On February 21, Angola’s government announced that its troops had killed Jonas Savimbi, who led the UNITA rebel group’s fight for power in oil-rich Angola for more than 30 years. That same day, state television ran a special news program featuring Savimbi’s corpse filmed from several angles with repeated close-ups of his neck, where the fatal bullet had entered. Many Angolans celebrated in the streets with fireworks, gunshots, and champagne, while others grappled with anxiety about the future.
In late March, war-weary UNITA fighters and the government of President José Eduardo dos Santos signed a peace accord. Angolan journalists cheered UNITA’s surrender and began reporting on the rebels’ demobilization and disarmament, as well as on the nationwide reconciliation effort. “Não Coragem” (Courageous Nation), a weekly public-affairs program on state television, won instant popularity inside and outside Angola when it was launched in May. The program broadcasts stories of citizens looking for relatives who disappeared during the decades-long conflict. By September, “Não Coragem” had aired the stories of 7,000 people, reuniting about 80 families, according to the BBC.
Law enforcement officials did not always welcome journalists’ coverage of the reconciliation movement. On May 31, the Office of Criminal Investigations detained and interrogated Manuel Vieira, a correspondent from the Catholic-owned station Radio Ecclesia, in the southern Huila Province. For several hours, Veira was pressed to explain why he had chosen to report that government-built transit camps for demobilized UNITA fighters have curiously high death rates. He was warned against further disclosures and then released.
In January, the Provincial Court of Luanda ordered free-lance journalist Rafael Marques to pay US$950 to President dos Santos following the journalist’s March 2000 conviction for defamation. The case against Marques stemmed from an article he had written blaming dos Santos for “the destruction of the country and the promotion of corruption.”
At year’s end, a Luanda court was considering a complaint filed by the Eduardo dos Santos Foundation against the private weekly Agora. The paper is accused of forgery and defamation for a November article it published claiming that two Angolan women arrested at the Rio de Janeiro airport in possession of US$1 million in cash were on assignment for the foundation. “It was with perplexity and profound indignation that we took notice of a matter deeply damaging to the image and objectives of the foundation,” the chairman explained.

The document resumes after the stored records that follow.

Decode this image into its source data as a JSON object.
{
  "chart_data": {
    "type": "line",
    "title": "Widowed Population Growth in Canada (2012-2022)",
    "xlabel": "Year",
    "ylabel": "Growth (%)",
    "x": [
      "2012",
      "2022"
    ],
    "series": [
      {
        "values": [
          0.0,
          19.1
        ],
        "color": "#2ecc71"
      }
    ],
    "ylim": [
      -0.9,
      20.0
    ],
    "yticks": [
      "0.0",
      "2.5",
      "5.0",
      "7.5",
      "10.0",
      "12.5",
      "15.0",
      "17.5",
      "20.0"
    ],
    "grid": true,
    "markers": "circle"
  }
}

Angola’s leaders have yet to present the draft of a new, more liberal, press law that was promised more than two years ago. Government officials say they are working on it, but journalists remain skeptical. While Agora regularly publishes editorials reminding the government of its promise, most Angolan journalists seem too busy making ends meet to monitor the authorities’ long string of unfulfilled pledges.
“Ponto de Vista”
Authorities in the eastern Angola town of Lunda-Norte banned the popular radio show “Ponto de Vista” (Point of View), which aired on Emissora Provincial da Lunda-Norte, a local affiliate of the Angolan state radio network.
Sources in Angola said that on June 6, the provincial director for social communications, Manuel Cambinda, told the program’s host, Olavito de Assunção, that the program would be taken off the air for being “against the government.” The program remained banned at year’s end.